Ей не нужно было заканчивать предложение. Из того, что она уже рассказала Катону о своих днях в качестве любовницы императора, он убедился в правильности впечатления, которое у него сложилось о Нероне как о навязчивом, капризном и ревнивом юноше. Он неохотно отправил Клавдию в изгнание, потому что его мать и сенаторская фракция, которая ее поддержала, вынудили его сделать это. Тем не менее он утверждал, что любит ее. Если бы он узнал, что она теперь вместе с Катоном, вполне вероятно, что его незрелая одержимость заставила бы его послать за ними агентов, чтобы выследить и убить их. Она была права, опасаясь молодого и мстительного императора.

— Я буду держаться подальше от всех, насколько смогу, и поговорю с наместником только тогда, когда Боудикка представит завещание и попросит Рим выполнить его положения. Я вернусь сюда, как только все будет сделано. А пока присмотри за моим сыном.

— Конечно.

Они обнялись и снова поцеловались, пока Катон не почувствовал, как что-то пробирается между их ног, и отшатнулся. Кассий посмотрел на них, виляя хвостом и тихо заскулил.

Клавдия рассмеялась. — Он знает, что ты уезжаешь.

Катон покачал головой и поиграл единственным здоровым ухом животного. От другого мало что осталось, оно сгинуло в какой-то собачьей схватке, прежде чем Катон нашел его во время кампании на восточной границе несколько лет назад.

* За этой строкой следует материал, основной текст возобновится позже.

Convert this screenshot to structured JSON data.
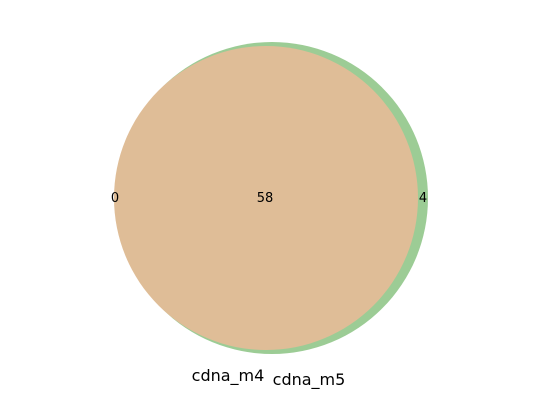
{
  "diagram": {
    "type": "venn2",
    "sets": [
      {
        "name": "cdna_m4",
        "color": "#e8b896"
      },
      {
        "name": "cdna_m5",
        "color": "#9ccc95"
      }
    ],
    "overlap_color": "#dfbd97",
    "regions": {
      "only_cdna_m4": "0",
      "both": "58",
      "only_cdna_m5": "4"
    }
  }
}
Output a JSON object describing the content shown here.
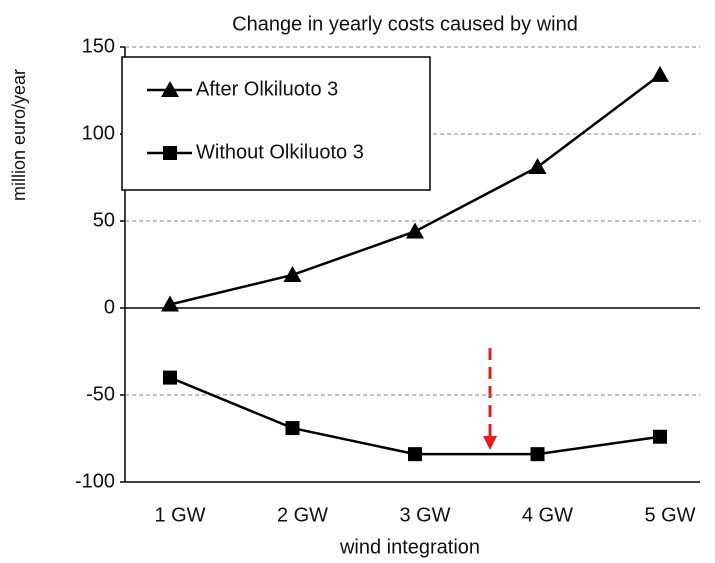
{
  "chart_data": {
    "type": "line",
    "title": "Change in yearly costs caused by wind",
    "x_label": "wind integration",
    "y_label": "million euro/year",
    "categories": [
      "1 GW",
      "2 GW",
      "3 GW",
      "4 GW",
      "5 GW"
    ],
    "series": [
      {
        "name": "After Olkiluoto 3",
        "color": "#000000",
        "marker": "triangle",
        "values": [
          2,
          19,
          44,
          81,
          134
        ]
      },
      {
        "name": "Without Olkiluoto 3",
        "color": "#000000",
        "marker": "square",
        "values": [
          -40,
          -69,
          -84,
          -84,
          -74
        ]
      }
    ],
    "ylim": [
      -100,
      150
    ],
    "yticks": [
      -100,
      -50,
      0,
      50,
      100,
      150
    ],
    "grid": true,
    "legend": "upper left"
  }
}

— И присмотри за моей собакой. Постарайся не баловать его.

— Тебе не обо мне нужно беспокоиться. Это Парвий. Мальчик разбаловал Кассия напрочь. Осмелюсь предположить, что к тому времени, как ты вернешься, Кассий уже переедет в дом Макрона.

Катон поднял свою дорожную суму и вышел на короткую крытую дорожку, которая шла вдоль задней части небольшого дома, который они арендовали. Там была большая комната, которая занимала большую часть здания с тремя комнатами в задней части и небольшим флигелем с кухней и комнатой, достаточно большой для пожилой триновантской пары, которая содержала это место в чистоте и готовила еду. Лошадь была привязана к перилам у ворот в задней части огороженного перистиля. Катон закинул ей суму на спину и пристегнул лямками к задней луке. Он проверил седло и поводья и повернулся к Клавдии.

— Я скоро вернусь.

Она улыбнулась и кивнула.

Он остановился на мгновение, но знал, что лучше не затягивать расставание. Схватившись за луки седла, Катон подпрыгнул, перекинув ногу, прежде чем приземлиться в седло одним ловким движением. Повернув животное к воротам, он увидел, как Луций стоит у него на пути, уперев руки в бока и глядя на отца.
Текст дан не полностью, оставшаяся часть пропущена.